Глаза у него закатились, веки дрожали. Затем он провалился в себя, обмяк, сплющился, будто из него вышел весь воздух — тридцать секунд, сорок, будто охапка старой одежды, но вдруг, так резко, что я дернулся — его грудь вздулась со свистом кузнечных мехов, и он схаркнул звучный сгусток крови, забрызгав меня всего.

Напрягшись изо всех сил, он приподнялся на локтях и где-то с полминуты пыхтел, как собака, грудь неистово колотится, вверх-вниз, вверх-вниз, взгляд застыл на чем-то, чего я не вижу, и он все цепляется за мою руку, словно, если ухватит как следует, то с ним будет все в порядке.

— Вы как? — спросил я, разволновавшись, чуть не плача. — Вы меня слышите?

Пока он хватался за меня и дергался, будто рыба, вытащенная из воды, я придерживал его голову, не зная, как правильно, боясь сделать ему еще хуже, а он все это время цеплялся за мою руку так, будто болтается над пропастью и вот-вот рухнет вниз. Каждый его вздох был отдельным, булькающим рывком, тяжелым камнем, который он с огромным трудом отрывал от земли и ронял обратно, снова и снова. Однажды он даже взглянул прямо мне в глаза, изо рта у него хлынула кровь, он попытался что-то сказать, но слова только прожурчали у него по подбородку.

И тут — к моему невероятному облегчению — он притих, успокоился, ослабил хватку, размяк — казалось, будто он тонет, кружится, уплывает от меня, покачиваясь на воде.

— Лучше? — спросил я, и тут…

Я осторожно капнул водой ему на губы — они задвигались, зашевелились, а потом, стоя на коленях, будто мальчик-слуга в книжке, я отер кровь с его лица платком в «огурцах», который нашел у него в кармане. И пока он дрейфовал — с жестокой долготой и широтой — к спокойствию, я раскачивался на коленях и во все глаза глядел на его изувеченное лицо.

— Эй? — сказал я.

Одно бумажное веко, задернуто наполовину, дрожат тиком голубые вены.

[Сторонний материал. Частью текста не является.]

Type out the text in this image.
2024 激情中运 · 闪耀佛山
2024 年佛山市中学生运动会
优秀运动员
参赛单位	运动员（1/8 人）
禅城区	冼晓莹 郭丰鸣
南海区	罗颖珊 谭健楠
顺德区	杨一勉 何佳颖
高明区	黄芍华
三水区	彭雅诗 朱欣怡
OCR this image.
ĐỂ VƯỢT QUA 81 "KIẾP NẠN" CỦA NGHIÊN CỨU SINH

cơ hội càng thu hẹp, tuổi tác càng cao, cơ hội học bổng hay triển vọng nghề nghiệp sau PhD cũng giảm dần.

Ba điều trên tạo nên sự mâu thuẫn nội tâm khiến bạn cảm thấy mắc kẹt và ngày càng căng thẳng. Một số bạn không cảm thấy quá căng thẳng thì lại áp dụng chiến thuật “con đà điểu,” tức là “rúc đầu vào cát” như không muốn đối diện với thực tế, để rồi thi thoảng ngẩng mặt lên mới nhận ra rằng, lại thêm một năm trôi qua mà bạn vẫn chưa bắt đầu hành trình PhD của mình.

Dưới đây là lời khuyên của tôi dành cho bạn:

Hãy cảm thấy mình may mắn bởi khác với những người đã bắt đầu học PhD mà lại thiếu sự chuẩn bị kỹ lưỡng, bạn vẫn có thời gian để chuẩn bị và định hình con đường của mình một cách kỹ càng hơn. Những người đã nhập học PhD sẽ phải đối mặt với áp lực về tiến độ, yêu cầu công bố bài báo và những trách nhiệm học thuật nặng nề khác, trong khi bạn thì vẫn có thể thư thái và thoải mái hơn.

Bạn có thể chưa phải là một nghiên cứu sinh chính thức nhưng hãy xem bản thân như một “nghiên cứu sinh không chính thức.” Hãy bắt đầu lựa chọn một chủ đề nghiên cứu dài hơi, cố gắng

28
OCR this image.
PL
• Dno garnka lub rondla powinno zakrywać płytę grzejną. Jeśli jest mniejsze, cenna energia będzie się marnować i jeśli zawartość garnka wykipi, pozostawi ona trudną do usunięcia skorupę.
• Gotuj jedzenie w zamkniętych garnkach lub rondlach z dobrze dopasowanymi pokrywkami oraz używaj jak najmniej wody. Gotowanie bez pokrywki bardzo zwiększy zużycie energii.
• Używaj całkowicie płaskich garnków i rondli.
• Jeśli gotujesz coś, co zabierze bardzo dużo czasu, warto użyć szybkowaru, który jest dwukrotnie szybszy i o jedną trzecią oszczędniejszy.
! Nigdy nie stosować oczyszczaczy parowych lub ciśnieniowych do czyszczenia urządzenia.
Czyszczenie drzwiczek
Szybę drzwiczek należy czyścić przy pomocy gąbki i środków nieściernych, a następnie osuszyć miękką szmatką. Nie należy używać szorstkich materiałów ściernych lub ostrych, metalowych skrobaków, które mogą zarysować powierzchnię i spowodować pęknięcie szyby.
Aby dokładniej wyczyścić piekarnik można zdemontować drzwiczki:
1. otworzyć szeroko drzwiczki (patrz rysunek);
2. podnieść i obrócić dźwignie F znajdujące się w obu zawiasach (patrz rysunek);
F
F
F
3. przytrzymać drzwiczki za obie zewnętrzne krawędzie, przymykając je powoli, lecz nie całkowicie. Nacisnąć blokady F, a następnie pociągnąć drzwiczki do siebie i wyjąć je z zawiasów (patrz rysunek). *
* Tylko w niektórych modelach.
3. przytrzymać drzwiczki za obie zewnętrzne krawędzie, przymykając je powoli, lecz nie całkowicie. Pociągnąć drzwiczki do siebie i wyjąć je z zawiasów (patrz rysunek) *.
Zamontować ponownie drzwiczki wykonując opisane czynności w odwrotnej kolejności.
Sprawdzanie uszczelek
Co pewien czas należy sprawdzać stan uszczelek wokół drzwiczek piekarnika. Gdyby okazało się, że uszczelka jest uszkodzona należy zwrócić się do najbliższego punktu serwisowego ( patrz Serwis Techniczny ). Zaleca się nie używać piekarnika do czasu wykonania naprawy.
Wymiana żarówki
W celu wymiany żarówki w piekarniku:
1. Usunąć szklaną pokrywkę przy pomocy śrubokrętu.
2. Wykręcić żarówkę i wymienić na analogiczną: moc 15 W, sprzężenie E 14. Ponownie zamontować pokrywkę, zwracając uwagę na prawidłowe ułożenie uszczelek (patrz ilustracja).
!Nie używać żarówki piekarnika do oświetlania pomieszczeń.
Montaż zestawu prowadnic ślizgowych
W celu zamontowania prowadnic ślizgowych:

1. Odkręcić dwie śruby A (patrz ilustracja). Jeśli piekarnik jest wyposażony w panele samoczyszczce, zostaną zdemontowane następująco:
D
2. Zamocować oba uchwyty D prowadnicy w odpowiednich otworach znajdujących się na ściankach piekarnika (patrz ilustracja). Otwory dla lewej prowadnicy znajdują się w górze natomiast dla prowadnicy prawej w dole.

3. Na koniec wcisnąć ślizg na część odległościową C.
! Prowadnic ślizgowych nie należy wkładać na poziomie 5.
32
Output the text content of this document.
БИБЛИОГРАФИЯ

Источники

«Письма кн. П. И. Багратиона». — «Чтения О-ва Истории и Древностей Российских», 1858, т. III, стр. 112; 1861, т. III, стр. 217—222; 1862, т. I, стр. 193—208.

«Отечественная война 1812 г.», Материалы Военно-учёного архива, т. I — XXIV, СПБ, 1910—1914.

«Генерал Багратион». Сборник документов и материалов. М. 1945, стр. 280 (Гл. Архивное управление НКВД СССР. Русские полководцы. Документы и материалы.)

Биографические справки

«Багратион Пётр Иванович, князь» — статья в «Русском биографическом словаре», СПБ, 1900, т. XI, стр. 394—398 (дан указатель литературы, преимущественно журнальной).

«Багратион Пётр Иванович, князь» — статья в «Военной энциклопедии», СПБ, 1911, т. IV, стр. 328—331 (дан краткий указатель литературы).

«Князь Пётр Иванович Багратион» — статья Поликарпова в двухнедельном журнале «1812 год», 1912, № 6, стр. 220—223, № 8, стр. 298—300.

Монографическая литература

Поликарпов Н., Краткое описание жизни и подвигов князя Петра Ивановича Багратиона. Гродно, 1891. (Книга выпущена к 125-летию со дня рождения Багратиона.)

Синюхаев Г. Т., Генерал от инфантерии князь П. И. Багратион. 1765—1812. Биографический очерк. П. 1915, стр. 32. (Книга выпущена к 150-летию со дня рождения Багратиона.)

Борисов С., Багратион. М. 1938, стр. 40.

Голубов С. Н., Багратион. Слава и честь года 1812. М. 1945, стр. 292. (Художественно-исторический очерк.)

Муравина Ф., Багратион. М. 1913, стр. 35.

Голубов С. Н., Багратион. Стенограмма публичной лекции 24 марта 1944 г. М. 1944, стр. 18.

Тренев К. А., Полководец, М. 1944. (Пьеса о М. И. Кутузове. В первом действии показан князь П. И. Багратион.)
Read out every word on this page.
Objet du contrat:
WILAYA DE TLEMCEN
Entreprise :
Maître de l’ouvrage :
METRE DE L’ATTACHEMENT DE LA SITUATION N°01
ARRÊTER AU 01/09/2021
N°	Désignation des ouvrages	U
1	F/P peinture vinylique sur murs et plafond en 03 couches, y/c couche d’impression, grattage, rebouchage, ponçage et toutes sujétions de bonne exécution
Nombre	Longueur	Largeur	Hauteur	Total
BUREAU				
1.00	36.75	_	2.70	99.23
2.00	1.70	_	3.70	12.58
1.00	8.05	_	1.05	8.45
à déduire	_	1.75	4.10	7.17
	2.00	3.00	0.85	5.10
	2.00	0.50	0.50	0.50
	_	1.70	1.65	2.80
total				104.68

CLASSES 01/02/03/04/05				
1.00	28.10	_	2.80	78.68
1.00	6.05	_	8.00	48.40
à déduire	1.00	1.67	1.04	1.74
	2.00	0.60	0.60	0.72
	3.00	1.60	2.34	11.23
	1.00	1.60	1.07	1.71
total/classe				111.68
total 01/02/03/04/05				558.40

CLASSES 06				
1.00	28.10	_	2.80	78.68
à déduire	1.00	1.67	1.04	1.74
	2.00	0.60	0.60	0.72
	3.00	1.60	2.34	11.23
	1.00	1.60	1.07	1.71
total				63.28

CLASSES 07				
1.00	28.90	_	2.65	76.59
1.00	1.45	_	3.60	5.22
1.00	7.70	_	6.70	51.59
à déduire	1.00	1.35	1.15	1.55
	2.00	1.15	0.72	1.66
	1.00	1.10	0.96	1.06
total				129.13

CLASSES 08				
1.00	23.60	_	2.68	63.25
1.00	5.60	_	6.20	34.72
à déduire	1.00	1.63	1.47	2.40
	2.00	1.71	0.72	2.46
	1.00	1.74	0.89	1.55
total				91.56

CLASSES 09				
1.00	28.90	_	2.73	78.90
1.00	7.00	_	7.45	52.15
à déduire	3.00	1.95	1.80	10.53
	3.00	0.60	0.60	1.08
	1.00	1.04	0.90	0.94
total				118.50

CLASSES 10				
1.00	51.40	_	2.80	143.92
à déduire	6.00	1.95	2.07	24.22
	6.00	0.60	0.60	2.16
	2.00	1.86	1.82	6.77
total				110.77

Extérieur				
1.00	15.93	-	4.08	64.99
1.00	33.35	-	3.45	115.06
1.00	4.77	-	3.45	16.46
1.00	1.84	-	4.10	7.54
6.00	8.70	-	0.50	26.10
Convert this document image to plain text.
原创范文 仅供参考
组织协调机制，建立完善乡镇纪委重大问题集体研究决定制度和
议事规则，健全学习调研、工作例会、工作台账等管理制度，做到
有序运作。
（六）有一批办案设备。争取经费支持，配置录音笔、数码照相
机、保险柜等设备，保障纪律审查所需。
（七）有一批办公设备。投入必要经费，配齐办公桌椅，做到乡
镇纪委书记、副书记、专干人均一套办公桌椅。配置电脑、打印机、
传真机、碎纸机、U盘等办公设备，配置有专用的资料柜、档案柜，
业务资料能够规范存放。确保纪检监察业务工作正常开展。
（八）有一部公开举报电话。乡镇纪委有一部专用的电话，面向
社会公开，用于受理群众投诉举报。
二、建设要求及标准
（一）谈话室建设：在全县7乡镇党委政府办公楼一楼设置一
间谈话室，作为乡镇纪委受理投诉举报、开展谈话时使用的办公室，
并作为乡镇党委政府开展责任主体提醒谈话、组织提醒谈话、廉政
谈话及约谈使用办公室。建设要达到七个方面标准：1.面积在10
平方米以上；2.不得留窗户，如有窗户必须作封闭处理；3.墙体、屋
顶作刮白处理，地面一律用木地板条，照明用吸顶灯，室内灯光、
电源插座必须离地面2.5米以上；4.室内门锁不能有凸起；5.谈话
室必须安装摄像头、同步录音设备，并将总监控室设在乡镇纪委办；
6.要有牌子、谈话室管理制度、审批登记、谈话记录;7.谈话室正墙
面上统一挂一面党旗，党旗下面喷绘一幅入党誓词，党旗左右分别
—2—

— Если слышите меня, сожмите мне руку.

Но его рука обмякла в моей. Я сидел и смотрел на него, не зная, что делать. Пора было идти, давно пора — мама строго-настрого велела, — но я никак не видел выхода из этого места, и, если честно, о том, что можно быть где-то еще, думалось как-то с трудом — о том, что за пределами этого был какой-то другой мир. Казалось, будто у меня никогда и не было никакой другой жизни.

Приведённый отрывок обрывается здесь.